Formula Used: The thermal expansion of the substance is determined by,
${\rho _0} = \rho \left( {1 + 3\alpha \times \Delta T} \right)$
Where, $\rho $ is the density of the substance in maximum temperature, ${\rho _0}$ is the density of the substance at zero temperature, $\alpha $ is the coefficient of linear expansion of the substance and $\Delta T$ is the difference in the temperatures.

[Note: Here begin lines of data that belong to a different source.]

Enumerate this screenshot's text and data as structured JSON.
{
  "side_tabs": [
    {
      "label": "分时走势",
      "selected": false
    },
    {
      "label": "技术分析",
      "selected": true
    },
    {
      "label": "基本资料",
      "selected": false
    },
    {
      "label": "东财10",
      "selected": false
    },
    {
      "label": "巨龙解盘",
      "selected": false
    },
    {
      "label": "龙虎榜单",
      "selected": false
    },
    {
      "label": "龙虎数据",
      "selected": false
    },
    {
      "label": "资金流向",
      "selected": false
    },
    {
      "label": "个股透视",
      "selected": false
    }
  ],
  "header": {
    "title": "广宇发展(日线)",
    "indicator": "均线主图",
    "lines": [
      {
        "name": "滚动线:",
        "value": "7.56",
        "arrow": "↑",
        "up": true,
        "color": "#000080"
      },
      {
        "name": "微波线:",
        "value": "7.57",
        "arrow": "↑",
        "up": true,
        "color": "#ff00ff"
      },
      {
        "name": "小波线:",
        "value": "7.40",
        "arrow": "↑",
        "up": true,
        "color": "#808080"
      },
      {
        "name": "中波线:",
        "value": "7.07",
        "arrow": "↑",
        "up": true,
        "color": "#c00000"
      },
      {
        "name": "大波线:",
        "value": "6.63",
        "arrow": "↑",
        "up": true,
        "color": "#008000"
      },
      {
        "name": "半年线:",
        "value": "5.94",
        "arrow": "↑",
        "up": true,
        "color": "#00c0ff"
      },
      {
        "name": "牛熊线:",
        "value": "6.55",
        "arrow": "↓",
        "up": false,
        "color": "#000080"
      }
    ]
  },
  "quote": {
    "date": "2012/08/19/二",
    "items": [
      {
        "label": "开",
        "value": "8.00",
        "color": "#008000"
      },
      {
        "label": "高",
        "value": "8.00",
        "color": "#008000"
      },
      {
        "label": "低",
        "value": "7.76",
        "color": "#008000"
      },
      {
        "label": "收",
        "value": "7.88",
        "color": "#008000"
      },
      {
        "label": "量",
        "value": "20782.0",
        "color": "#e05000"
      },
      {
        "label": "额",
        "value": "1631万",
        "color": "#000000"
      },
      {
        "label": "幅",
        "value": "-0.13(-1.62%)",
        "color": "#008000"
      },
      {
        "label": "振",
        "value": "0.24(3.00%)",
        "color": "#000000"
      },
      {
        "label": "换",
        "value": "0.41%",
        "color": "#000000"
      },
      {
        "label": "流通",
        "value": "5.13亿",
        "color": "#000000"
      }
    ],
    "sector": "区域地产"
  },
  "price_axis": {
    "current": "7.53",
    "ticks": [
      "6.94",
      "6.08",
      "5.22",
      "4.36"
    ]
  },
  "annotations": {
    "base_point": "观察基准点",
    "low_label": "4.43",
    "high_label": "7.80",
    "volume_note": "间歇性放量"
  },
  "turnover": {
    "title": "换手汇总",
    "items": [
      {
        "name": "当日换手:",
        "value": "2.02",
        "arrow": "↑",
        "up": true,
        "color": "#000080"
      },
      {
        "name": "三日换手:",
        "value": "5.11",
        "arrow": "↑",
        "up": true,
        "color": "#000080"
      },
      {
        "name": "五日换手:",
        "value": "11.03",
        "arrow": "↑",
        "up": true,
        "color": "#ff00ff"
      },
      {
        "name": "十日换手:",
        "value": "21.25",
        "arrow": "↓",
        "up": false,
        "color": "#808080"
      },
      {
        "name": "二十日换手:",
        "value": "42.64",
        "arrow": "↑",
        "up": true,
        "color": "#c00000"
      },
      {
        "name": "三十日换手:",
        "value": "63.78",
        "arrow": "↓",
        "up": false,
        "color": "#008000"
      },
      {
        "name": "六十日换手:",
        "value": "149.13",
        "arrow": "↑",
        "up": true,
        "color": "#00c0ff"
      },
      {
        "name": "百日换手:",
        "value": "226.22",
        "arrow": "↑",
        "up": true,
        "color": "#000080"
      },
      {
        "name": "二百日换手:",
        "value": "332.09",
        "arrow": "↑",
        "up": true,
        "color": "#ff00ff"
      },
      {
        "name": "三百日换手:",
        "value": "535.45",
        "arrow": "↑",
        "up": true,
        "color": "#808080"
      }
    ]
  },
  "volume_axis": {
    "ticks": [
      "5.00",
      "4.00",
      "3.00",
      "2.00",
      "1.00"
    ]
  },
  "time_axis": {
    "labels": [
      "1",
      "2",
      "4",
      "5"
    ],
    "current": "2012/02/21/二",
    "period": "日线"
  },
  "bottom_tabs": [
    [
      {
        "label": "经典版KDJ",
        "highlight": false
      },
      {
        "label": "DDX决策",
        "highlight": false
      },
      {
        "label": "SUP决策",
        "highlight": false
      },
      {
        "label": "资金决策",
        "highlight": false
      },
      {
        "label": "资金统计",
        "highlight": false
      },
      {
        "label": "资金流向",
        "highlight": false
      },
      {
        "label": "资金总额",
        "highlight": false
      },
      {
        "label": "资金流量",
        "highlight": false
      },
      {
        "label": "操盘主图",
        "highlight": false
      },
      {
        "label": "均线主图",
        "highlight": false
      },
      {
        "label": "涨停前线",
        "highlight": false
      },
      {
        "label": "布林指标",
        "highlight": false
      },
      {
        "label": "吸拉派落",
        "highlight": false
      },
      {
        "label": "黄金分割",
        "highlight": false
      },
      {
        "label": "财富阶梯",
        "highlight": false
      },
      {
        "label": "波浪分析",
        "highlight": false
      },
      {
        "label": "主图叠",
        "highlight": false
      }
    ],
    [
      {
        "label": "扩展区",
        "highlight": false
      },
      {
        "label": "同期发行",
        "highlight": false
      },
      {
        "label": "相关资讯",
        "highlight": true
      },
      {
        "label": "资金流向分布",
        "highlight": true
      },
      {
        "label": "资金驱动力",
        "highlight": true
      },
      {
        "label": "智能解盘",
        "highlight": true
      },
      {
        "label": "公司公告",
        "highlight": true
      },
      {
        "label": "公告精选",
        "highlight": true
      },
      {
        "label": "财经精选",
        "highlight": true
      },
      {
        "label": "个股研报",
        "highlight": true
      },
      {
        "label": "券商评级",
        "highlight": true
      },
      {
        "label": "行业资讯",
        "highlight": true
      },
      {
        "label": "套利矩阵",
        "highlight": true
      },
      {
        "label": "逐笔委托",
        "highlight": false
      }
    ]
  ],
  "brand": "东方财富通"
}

Complete step by step answer:
Given that,
The density of a substance at $0\,{}^ \circ C$ is, ${\rho _0} = 10\,gc{m^{ - 3}}$
The density of a substance at $100\,{}^ \circ C$ is, $\rho = 9.7\,gc{m^{ - 3}}$
Now,
The thermal expansion of the substance is determined by,
${\rho _0} = \rho \left( {1 + 3\alpha \times \Delta T} \right)\,................\left( 1 \right)$
By substituting the density of the substance in maximum temperature, density of the substance at zero temperature and the difference in the temperatures in the above equation (1), then the equation (1) is written as,
$\Rightarrow 10 = 9.7\left( {1 + 3\alpha \times \left( {100 - 0} \right)} \right)$
By subtracting the terms in the above equation, then the above equation is written as,
$\Rightarrow 10 = 9.7\left( {1 + 3\alpha \times 100} \right)$
By multiplying the terms in the above equation, then the above equation is written as,
$\Rightarrow 10 = 9.7\left( {1 + 300\alpha } \right)$
By multiplying the terms in the above equation, then the above equation is written as,
$\Rightarrow 10 = 9.7 + 2910\alpha $
By rearranging the terms in the above equation, then the above equation is written as,
$\Rightarrow 2910\alpha = 10 - 9.7$
By subtracting the terms in the above equation, then the above equation is written as,
$\Rightarrow 2910\alpha = 0.3$
By rearranging the terms in the above equation, then the above equation is written as,
$\Rightarrow \alpha = \dfrac{{0.3}}{{2910}}$
By dividing the terms in the above equation, then the above equation is written as,
$\Rightarrow \alpha = 1 \times {10^{ - 4}}$
Hence, the option (D) is the correct answer.

Note:The coefficient of the linear expansion is depending on the density substance in maximum temperature and density of the substance at zero temperature and the temperature of the substance. The temperature difference is the difference of the temperature from the maximum temperature to the minimum temperature.